I'm planning to replace my follow focus unit: any suggestion?
At the moment, the one on top of my wishlist is the Lanparte FF-02, but I'm wondering if there's something with the same quality at a lower price. The Edelkrone FocusONE Pro looks quite good... did anyone try it?


----------



## Axilrod (Jun 30, 2013)

Yes the Edelkrone looks pretty sweet. Follow focus isn't very complicated, I would think that anything that isn't dirt cheap should be sufficient.


----------



## Jeff (Jul 1, 2013)

Am also looking at a follow focus and I'm wondering what it is that want improved over the system you have now? I ask because I'm looking at the http://www.hondogarage.com and the two disadvantages I see are no hard stops nor the ability to use a whip. Of course I like the price and I'm also thinking the belt system might work better with tse lenses(?)


----------



## luciolepri (Jul 1, 2013)

Jeff said:


> Am also looking at a follow focus and I'm wondering what it is that want improved over the system you have now? I ask because I'm looking at the http://www.hondogarage.com and the two disadvantages I see are no hard stops nor the ability to use a whip. Of course I like the price and I'm also thinking the belt system might work better with tse lenses(?)



My follow focus has a 1,5mm play, that's usually negligibile, but when you're working with a very shallow dof and you have to quickly move the focus back and forth it's a bit annoying, so I'm looking for something better, but less expensive than a RedRock or a Zacuto...

I took a look at the link you posted, I definitely not recommend you a FF whithout a whip connection, it can be extremely useful in many situations and to buy a FF that has it will cost you only a few bucks more.

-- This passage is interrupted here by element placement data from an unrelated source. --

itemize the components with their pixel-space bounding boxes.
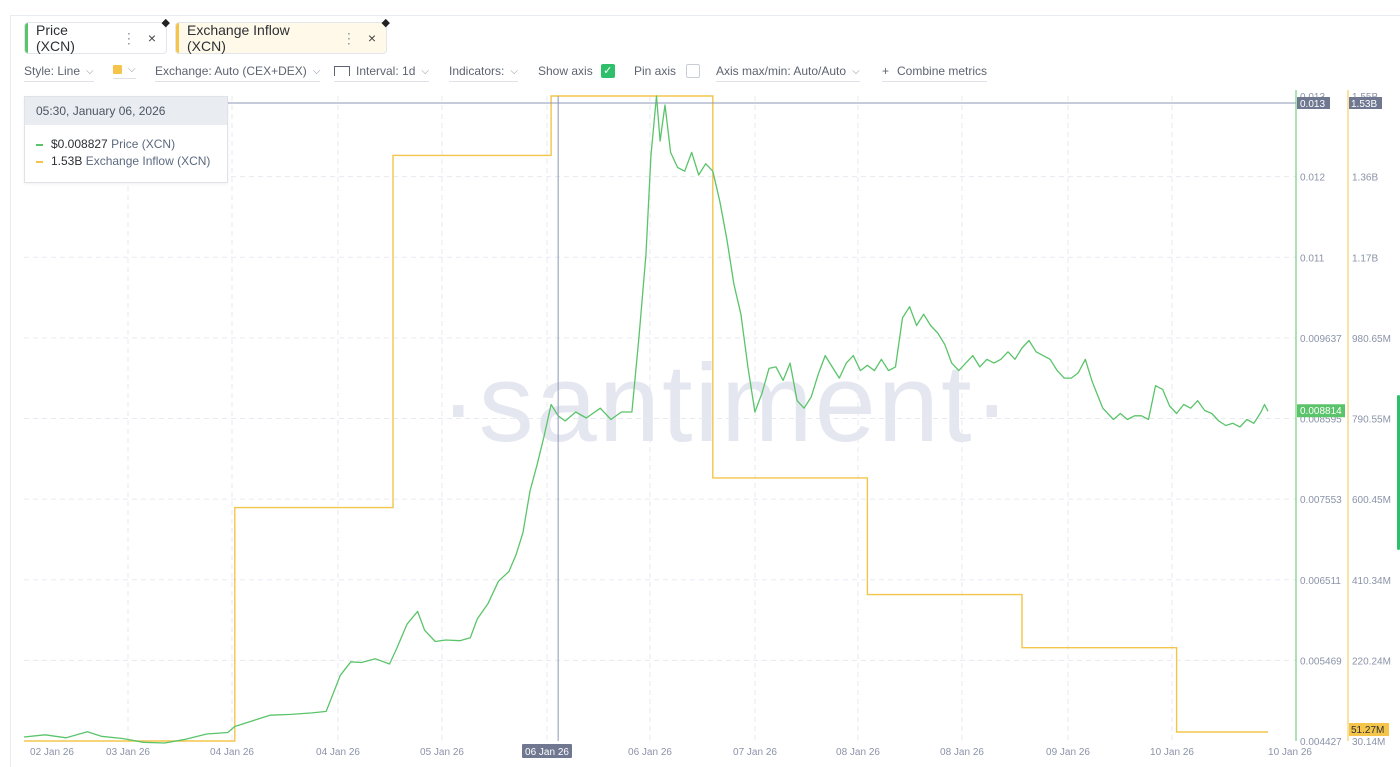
x-axis-tick-label: 10 Jan 26 [1268, 747, 1312, 758]
indicators-dropdown[interactable]: Indicators: ⌵ [449, 64, 518, 82]
metric-tab-label: Exchange Inflow (XCN) [187, 22, 290, 54]
color-swatch [113, 65, 122, 74]
tooltip-price-row: $0.008827 Price (XCN) [36, 137, 175, 151]
chevron-down-icon: ⌵ [421, 65, 429, 77]
inflow-current-label-bg [1349, 723, 1389, 737]
price-axis-tick-label: 0.009637 [1300, 334, 1342, 345]
axis-minmax-label: Axis max/min: Auto/Auto [716, 64, 847, 78]
plus-icon: + [882, 64, 890, 78]
metric-tab-label: Price (XCN) [36, 22, 75, 54]
exchange-label: Exchange: Auto (CEX+DEX) [155, 64, 307, 78]
price-current-label-bg [1297, 404, 1345, 418]
inflow-legend-mark [36, 160, 43, 163]
chevron-down-icon: ⌵ [852, 65, 860, 77]
combine-metrics-button[interactable]: + Combine metrics [882, 64, 988, 82]
tooltip-price-value: $0.008827 [51, 137, 108, 151]
price-axis-tick-label: 0.011 [1300, 253, 1325, 264]
exchange-inflow-line [24, 95, 1268, 742]
inflow-crosshair-label: 1.53B [1351, 99, 1377, 110]
x-axis-tick-label: 10 Jan 26 [1150, 747, 1194, 758]
chevron-down-icon: ⌵ [86, 65, 94, 77]
interval-dropdown[interactable]: Interval: 1d ⌵ [334, 64, 429, 82]
price-axis-tick-label: 0.005469 [1300, 656, 1342, 667]
x-axis-tick-label: 04 Jan 26 [210, 747, 254, 758]
exchange-dropdown[interactable]: Exchange: Auto (CEX+DEX) ⌵ [155, 64, 321, 82]
left-border [10, 15, 11, 767]
price-axis-tick-label: 0.012 [1300, 173, 1325, 184]
x-axis-tick-label: 05 Jan 26 [420, 747, 464, 758]
style-dropdown[interactable]: Style: Line ⌵ [24, 64, 94, 82]
x-axis-highlight-label: 06 Jan 26 [525, 747, 569, 758]
x-axis-tick-label: 04 Jan 26 [316, 747, 360, 758]
tooltip-inflow-name: Exchange Inflow (XCN) [85, 154, 211, 168]
axis-minmax-dropdown[interactable]: Axis max/min: Auto/Auto ⌵ [716, 64, 860, 82]
close-icon[interactable]: × [147, 30, 156, 46]
color-picker[interactable]: ⌵ [113, 64, 136, 79]
inflow-axis-tick-label: 980.65M [1352, 334, 1391, 345]
inflow-axis-tick-label: 1.17B [1352, 253, 1378, 264]
price-color-bar [25, 23, 28, 53]
x-axis-tick-label: 08 Jan 26 [940, 747, 984, 758]
combine-metrics-label: Combine metrics [897, 64, 988, 78]
price-axis-tick-label: 0.007553 [1300, 495, 1342, 506]
price-line [23, 95, 1269, 744]
pin-axis-toggle[interactable]: Pin axis [634, 64, 701, 81]
ruler-icon [334, 66, 350, 76]
inflow-color-bar [176, 23, 179, 53]
x-axis-tick-label: 07 Jan 26 [733, 747, 777, 758]
x-axis-tick-label: 08 Jan 26 [836, 747, 880, 758]
pin-axis-label: Pin axis [634, 64, 677, 78]
chevron-down-icon: ⌵ [128, 64, 136, 75]
show-axis-toggle[interactable]: Show axis ✓ [538, 64, 615, 81]
price-crosshair-label-bg [1297, 97, 1330, 109]
metric-tab-exchange-inflow[interactable]: Exchange Inflow (XCN) ⋮ × ◆ [175, 17, 390, 54]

To use the FF on a TSE lens you have to attach it anyway after you moved the lens, so I don't think it matters if your using a belt or not.

Today I tried the Manfrotto's USB FFs, both Sympla models, and I just can't understand for whom those tools are made for. The focus changes are extremely jerky and quite slowly too. The more expensive model is a bit better, but still unusable. I spoke with a Manfrotto agent and he told me that the limit is the lens AF that's not fast enough... how is that possible??? He told me that only newer STM models work properly, so I wonder who can ever buy an 800 $ FF that works only with cheap, slow, consumer lenses? I really don't get it.



Axilrod said:


> Yes the Edelkrone looks pretty sweet. Follow focus isn't very complicated, I would think that anything that isn't dirt cheap should be sufficient.



Yes, that's what I think, but as I wrote I'd like to find something extremely precise.


----------